UI kits are also referred to as user interface kits and UI design kits. UI kits generally consist of various user interface components and visual elements, notably:

  • Icons
  • Buttons
  • Badges
  • Inputs
  • Checkboxes
  • Toggles
  • Avatars
  • Tooltips
  • Progress bars
  • Text styles
  • Color styles (color palettes)
  • Effects styles
  • Design elements (images and graphics)
  • Widgets and other visual elements
  • Templates and layouts
  • Code components

By using a UI kit, designers can finish their projects in a shorter time since they won't need to recreate existing features that they can reuse from their UI kit.

Instead of spending hours creating new social media buttons or icons for your unique project, you'll be able to apply them from your already downloaded UI kit and spend more time focusing on other aspects of your project.

Like design systems, UI kits vary in size and style and are often platform-specific, which means they're designed for a specific tool (like Figma) or for a specific framework (like React). Similarly, many UI kits are built for designers specifically and don't include code components (e.g. HTML/CSS, React, Tailwind). A design system, on the other hand, often includes matching code components.

If you want to learn more, here are some of the most popular high-quality UI kits for Figma.

UI kit components

What is the difference between a UI kit and a design system?

The first and most obvious difference between a design system and a UI kit is that a design system contains a lot more additional documentation and design resources than a UI kit. As a matter of fact, a design system usually contains a UI kit, as well as everything else that makes up the entire visual language of a project or company.

Design systems include clear documentation — guidelines, examples, and frameworks for how to use the UI kit and reusable components correctly — so product teams can design and develop faster and consistently.

Here are a few key distinctions between design systems and UI kits:

  • Versatility and usability: Unlike UI kits that are mostly used only by UI and product designers, design systems encompass everything else non-designers in the team require to do their job (i.e., developer documentation and guidelines). 
  • Library updates and adjustments: A UI kit can be easily modified, especially in Figma. If the UI kit is constructed effectively, a simple modification to a single component or style will instantly update the whole library. Modifications to design systems typically require more manual modifications since they frequently consist of updating the documentation and other code components, depending on the complexity of the change.
  • Project duration: UI kits are ideal for short-term projects that don't need further instructions and documentation. On the other hand, a design system can assist team members in organizing the whole development process of a long-term project and maintaining the consistency of all the modifications made by each team member.

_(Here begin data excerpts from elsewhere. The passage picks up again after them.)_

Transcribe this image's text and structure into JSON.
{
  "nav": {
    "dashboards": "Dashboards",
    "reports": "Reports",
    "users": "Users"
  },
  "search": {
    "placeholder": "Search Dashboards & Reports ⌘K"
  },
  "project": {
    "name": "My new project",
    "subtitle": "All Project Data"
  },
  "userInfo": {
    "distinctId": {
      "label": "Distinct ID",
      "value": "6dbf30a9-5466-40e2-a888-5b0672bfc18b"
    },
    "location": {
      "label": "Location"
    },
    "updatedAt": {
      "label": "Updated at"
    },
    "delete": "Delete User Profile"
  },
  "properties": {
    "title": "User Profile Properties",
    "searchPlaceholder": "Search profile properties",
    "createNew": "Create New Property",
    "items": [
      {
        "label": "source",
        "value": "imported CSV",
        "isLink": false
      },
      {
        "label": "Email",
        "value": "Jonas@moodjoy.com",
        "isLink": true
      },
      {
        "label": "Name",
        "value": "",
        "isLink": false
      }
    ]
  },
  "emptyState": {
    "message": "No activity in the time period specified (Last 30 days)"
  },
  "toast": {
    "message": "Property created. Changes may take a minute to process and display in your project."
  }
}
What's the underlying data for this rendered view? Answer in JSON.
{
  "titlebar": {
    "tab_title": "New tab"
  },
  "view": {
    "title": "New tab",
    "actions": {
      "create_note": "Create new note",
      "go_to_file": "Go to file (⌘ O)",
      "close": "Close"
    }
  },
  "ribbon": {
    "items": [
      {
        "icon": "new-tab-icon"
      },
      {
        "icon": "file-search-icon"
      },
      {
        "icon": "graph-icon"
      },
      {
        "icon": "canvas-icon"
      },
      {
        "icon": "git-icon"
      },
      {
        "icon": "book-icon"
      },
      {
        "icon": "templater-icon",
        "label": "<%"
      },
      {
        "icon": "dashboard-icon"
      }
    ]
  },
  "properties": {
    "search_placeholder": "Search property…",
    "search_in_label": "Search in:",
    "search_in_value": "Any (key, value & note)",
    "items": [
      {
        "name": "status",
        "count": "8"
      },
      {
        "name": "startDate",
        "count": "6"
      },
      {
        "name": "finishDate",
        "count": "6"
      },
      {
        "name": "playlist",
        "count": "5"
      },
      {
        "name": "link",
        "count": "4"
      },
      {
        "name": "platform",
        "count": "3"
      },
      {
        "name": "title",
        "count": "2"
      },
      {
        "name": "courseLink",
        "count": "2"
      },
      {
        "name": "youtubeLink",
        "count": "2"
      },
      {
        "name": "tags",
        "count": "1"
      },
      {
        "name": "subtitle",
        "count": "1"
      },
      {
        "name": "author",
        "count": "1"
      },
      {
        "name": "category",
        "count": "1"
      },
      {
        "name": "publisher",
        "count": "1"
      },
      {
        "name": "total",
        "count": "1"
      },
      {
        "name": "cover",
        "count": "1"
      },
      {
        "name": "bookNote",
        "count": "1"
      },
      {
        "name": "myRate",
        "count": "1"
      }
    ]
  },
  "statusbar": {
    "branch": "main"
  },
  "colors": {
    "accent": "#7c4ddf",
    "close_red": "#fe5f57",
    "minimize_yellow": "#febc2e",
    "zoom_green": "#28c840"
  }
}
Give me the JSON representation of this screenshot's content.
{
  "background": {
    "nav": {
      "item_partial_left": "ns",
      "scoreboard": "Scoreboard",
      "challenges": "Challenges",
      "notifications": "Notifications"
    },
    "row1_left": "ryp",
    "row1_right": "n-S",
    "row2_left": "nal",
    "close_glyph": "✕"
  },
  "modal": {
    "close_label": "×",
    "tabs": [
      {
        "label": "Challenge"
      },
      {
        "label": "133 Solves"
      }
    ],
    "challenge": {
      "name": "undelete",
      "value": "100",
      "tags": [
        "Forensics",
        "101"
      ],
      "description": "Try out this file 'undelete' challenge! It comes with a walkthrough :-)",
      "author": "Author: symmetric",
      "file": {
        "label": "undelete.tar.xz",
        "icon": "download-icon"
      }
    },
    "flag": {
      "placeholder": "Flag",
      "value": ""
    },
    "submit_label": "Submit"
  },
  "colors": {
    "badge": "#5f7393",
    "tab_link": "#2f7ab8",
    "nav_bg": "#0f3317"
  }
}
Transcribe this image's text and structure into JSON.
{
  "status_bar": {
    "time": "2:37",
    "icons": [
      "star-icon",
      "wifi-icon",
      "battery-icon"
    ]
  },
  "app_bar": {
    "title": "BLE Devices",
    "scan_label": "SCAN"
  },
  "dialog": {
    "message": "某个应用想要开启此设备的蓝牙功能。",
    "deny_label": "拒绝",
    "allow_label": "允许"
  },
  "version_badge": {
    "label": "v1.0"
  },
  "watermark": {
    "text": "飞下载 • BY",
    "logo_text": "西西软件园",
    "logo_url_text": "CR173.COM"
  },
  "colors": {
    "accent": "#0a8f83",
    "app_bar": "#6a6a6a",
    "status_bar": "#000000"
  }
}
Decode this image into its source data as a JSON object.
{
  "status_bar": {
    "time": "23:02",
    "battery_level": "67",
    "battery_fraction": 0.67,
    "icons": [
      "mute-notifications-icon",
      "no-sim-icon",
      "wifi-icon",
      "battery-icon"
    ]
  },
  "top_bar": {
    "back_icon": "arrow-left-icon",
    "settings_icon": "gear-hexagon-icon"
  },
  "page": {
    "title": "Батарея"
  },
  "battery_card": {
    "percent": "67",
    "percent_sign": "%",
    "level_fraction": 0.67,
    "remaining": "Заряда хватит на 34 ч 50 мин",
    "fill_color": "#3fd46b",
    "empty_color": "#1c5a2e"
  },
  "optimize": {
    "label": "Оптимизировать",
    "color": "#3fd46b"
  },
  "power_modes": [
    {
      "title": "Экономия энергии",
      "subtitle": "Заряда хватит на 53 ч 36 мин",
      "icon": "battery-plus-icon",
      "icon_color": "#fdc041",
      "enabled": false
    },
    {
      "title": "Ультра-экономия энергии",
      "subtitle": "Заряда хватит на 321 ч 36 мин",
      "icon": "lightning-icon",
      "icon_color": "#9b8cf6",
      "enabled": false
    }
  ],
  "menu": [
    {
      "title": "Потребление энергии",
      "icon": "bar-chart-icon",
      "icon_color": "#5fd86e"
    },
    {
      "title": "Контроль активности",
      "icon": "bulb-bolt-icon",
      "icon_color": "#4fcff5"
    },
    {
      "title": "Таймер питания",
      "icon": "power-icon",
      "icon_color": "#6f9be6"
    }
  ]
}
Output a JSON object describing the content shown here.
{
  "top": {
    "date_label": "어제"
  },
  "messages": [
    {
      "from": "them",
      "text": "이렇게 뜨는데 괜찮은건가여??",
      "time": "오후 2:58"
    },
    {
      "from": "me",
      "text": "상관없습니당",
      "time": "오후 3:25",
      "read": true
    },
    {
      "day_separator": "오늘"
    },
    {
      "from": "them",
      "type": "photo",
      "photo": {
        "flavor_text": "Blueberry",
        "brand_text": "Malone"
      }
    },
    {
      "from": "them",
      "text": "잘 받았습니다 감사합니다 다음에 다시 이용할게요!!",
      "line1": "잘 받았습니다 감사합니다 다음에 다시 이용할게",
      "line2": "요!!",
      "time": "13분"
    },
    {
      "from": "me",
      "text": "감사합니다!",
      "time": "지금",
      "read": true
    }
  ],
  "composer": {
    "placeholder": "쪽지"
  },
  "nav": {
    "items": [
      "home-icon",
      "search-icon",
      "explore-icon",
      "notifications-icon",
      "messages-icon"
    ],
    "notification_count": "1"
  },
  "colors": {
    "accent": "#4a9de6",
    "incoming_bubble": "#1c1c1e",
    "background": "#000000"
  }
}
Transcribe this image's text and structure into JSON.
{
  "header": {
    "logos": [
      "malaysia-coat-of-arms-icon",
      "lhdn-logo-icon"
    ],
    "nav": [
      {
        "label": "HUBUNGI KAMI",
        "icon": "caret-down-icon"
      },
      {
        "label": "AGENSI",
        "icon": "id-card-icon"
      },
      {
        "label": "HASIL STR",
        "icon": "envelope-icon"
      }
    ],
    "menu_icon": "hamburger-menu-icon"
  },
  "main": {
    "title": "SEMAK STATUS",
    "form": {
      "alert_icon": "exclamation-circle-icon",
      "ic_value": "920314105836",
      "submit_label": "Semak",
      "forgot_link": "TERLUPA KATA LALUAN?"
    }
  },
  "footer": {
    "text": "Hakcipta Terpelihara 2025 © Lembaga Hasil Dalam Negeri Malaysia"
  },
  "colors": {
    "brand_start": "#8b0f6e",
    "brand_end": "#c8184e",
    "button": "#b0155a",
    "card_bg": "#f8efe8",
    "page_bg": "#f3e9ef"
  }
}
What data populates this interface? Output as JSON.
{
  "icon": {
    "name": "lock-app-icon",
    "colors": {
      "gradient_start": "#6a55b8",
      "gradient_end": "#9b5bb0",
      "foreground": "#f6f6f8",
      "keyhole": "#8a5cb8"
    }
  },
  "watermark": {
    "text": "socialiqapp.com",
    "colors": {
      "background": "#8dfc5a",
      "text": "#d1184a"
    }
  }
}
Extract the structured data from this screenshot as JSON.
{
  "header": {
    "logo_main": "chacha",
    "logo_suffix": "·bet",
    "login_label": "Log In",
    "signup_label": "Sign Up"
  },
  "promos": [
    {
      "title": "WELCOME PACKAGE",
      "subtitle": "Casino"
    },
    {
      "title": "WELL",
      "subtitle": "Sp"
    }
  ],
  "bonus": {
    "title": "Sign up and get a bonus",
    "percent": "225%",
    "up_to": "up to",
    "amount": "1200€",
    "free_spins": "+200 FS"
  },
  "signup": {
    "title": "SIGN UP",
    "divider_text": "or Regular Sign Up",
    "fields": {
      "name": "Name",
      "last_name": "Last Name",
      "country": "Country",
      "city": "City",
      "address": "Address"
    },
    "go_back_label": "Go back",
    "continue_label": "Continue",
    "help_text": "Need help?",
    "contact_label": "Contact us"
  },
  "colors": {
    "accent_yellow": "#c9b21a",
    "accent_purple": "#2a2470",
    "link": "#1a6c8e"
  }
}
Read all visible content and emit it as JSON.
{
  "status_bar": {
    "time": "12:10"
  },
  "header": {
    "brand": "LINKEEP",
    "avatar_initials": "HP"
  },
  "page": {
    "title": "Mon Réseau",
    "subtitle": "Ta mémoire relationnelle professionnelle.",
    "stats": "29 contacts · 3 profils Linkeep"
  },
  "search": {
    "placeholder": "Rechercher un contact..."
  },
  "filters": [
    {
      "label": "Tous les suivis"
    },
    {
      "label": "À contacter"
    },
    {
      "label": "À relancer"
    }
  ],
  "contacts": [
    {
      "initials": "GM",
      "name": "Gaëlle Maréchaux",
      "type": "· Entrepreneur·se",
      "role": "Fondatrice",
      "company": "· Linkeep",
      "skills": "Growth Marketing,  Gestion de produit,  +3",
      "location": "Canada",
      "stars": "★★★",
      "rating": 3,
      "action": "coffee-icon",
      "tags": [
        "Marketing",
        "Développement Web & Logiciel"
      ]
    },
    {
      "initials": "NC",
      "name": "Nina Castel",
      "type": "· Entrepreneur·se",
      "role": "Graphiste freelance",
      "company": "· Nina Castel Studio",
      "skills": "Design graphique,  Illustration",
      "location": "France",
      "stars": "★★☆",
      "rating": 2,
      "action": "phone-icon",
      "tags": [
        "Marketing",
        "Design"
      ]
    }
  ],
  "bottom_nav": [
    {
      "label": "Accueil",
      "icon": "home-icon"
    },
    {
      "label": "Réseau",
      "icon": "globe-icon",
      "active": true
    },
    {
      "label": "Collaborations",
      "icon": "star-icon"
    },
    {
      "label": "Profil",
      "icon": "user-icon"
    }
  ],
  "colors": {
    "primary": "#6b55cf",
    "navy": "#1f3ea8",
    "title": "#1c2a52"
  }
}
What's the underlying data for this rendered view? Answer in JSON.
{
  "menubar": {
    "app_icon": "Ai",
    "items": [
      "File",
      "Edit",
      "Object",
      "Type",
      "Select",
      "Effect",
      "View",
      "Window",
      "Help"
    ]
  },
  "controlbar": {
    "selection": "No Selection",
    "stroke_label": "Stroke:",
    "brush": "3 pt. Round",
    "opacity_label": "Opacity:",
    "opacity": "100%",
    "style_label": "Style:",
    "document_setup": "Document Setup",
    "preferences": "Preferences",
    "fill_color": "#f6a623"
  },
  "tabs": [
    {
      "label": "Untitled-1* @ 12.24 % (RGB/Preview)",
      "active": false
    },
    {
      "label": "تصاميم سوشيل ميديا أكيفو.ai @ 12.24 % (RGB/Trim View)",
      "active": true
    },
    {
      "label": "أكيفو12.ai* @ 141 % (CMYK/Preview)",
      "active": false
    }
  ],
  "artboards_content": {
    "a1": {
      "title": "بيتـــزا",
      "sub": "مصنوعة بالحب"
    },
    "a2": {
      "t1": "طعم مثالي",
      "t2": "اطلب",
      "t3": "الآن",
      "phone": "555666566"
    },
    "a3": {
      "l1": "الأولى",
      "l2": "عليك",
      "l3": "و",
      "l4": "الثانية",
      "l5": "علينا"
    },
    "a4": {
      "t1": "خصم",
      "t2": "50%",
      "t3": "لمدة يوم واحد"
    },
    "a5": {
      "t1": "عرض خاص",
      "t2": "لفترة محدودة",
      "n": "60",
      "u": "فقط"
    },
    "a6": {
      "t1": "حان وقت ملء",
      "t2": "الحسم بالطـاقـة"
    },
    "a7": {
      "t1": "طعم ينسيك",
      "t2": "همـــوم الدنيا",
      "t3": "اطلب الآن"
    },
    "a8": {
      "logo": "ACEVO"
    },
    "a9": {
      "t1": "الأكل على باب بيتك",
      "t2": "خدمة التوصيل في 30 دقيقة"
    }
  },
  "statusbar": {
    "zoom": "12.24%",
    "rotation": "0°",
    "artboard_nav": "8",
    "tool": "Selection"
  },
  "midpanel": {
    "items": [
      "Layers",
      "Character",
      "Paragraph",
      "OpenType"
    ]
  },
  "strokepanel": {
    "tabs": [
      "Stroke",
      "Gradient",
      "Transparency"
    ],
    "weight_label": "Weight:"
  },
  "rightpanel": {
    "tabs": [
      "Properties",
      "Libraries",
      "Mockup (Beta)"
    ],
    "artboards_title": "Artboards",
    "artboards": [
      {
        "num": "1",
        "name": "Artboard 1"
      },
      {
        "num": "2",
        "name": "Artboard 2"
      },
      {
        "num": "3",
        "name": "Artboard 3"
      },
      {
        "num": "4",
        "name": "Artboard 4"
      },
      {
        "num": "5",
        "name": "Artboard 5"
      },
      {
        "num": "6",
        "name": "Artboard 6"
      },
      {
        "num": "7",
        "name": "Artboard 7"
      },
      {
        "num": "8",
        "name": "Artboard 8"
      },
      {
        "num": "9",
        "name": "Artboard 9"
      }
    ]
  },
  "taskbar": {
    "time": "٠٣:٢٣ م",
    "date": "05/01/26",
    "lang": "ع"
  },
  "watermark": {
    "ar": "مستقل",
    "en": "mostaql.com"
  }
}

A fully developed design system will invariably become a necessity for designers, development teams, and project managers to collaborate effectively and consistently on long-term, more complicated products. 
UI designer in home office


Whether you're a small startup or a large company with hundreds of employees, building and maintaining a design system is crucial for avoiding design debt and ensuring a polished and consistent user experience and consistent visual style and design principles.

Design systems are more than simply a compilation of reusable components, design patterns, style guides, and design guidelines to help operationalize and optimize your design efforts, they're a living and breathing representation of your design philosophy that anyone in your team can reference and improve over time.